The group helping Machado had to reach out to the U.S. military specifically to coordinate her path so they wouldn’t accidentally strike her boat. “We coordinated that she was going to leave by a specific area so that they would not blow up the boat,” said a person close to the operation. To add to the drama, flight-tracking data showed that a pair of U.S. Navy F-18s flew into the Gulf of Venezuela and circled for about 40 minutes, right when Machado was making her water crossing.

The Trump administration was reportedly aware of the entire operation, but the extent of its direct involvement remains unclear

The administration actually denied the accuracy of the military contact, and both the U.S. Navy and the Pentagon declined to comment on the matter. Regardless of the official stance, when Machado reached Curaçao, she met up with a private contractor supplied by the administration who specializes in extractions. This contractor was responsible for getting her the rest of the way to Oslo.

After stopping in Bangor, Maine, en route, Machado landed in Oslo on Wednesday. Unfortunately, she didn’t make it in time for the Nobel Peace Prize ceremony itself. Her daughter had to accept the prestigious award on her behalf. Machado appeared early Thursday on a hotel balcony, sharing a video with a large crowd of supporters. “Oslo, here I am!!” she wrote in an Instagram caption for the video.

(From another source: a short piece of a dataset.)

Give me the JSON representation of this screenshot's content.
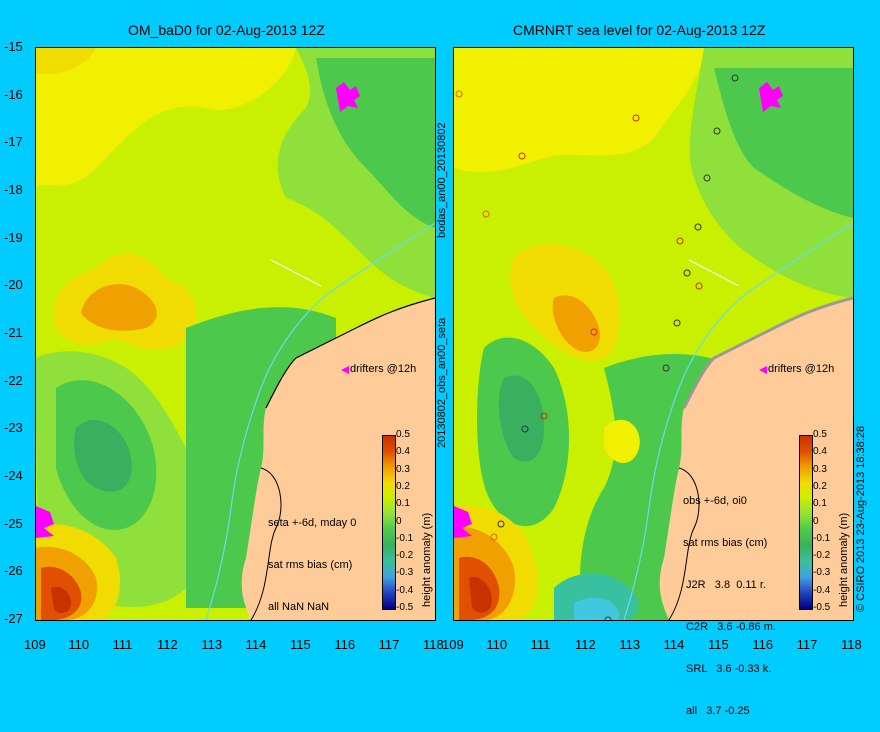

As you might expect, Venezuela’s current leadership snapped back fiercely at the escape and the U.S. involvement. Venezuelan Vice President Delcy Rodriguez called the whole thing a “cheap show.” Rodriguez claimed that the Trump administration’s repeated strikes against the Latin American country are simply rooted in attempts to gain oil.

The opposition leader is expected to make stops in Europe and Washington before eventually returning home. She is expected to return to Venezuela “when we believe the security conditions are right, and it won’t depend on whether or not the regime leaves.”